The Port of Long Beach is still waiting for the U.S. Maritime Administration to approve an Environmental Impact Statement for the $870 million Pier B On-Dock Support Facility, which would reconfigure 171 acres of land southwest of Anaheim Street and the 710 Freeway to improve cargo movement.
It’s been a lengthy environmental review process with the Maritime Administration, known as MARAD, as it prepared the EIS, circulated the EIS for review and is now preparing the final EIS and record of decision on the project, Port of Long Beach Deputy Chief Harbor Engineer Mark Erickson said at a recent meeting.
The port needs federal approval because it is receiving about $16 million through the U.S. Department of Transportation, and Erickson said in an email the project is eligible for future money from the federal government intended to pay for construction.
“We’ve lost, by my estimation, at least a year on what the original plan was, and that has cost us money. When we talked to MARAD, we made that apparent to them,” Erickson said. The port has asked if the federal agency could expedite their review.
MARAD did not respond to emails and calls requesting for comment.
The port in December 2016 first released its draft Environmental Impact Report to meet state requirements, followed by a final EIR approval by the Board of Harbor Commissioners in January 2018, according to the port.
The first arrival, departure and storage tracks were expected to be constructed by 2024, with final project completion estimated for 2032.
Meanwhile, 39 privately owned businesses that lease land from the ports are waiting for details of a relocation plan, which would include financial assistance. Some businesses and property owners are still concerned, expressing growing discontentment as the timeline drags out.
“Here we are still waiting, and as a property owner, the tenants—where are we in the process? Another 60 days out? Another 60 days, 90 days, 120 days, it keeps going out,” Chris Balden, a property owner, said during a recent meeting.
Lee Wilson, property owner of LAN Logistics, sympathizes with port officials as they also share the same goals to “get it over with faster too.”
“We’d like to have it over sooner than later,” Wilson said in a phone interview.
The port plans to pay for the project using grants, possibly loans and money from the harbor department under the city’s Capital Improvement Program.

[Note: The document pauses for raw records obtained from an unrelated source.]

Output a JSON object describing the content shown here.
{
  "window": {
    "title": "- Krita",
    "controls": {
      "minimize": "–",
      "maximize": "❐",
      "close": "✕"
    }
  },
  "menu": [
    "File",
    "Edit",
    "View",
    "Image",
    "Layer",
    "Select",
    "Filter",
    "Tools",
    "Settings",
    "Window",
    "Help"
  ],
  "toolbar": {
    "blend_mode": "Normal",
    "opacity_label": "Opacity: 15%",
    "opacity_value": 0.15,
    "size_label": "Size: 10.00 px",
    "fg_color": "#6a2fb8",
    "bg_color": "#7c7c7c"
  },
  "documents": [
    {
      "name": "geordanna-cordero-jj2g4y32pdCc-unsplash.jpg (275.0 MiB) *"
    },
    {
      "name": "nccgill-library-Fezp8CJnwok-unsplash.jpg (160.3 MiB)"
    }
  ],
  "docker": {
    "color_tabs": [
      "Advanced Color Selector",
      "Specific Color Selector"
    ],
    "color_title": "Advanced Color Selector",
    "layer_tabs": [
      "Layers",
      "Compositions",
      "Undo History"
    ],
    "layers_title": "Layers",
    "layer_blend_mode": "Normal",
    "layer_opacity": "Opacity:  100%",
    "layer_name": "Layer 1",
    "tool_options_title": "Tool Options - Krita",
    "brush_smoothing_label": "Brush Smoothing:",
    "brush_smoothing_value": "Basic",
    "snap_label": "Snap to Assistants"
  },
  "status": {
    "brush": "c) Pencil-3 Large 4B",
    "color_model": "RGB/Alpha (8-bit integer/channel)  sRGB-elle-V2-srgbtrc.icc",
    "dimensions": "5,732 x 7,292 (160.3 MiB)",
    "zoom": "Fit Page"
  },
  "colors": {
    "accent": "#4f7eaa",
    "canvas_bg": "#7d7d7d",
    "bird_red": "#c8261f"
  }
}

Erickson said that the port would ask the Harbor Commission for more funding if and when the EIS is approved.
Currently, 28% of cargo that passes through the port is via rail, and the project aims to increase that to 35%. The project would eliminate 750 truck trips for each full train, the port estimates, which would help reduce truck pollution. More tracks will begin operating in 2030, followed by project completion in 2032, according to the port.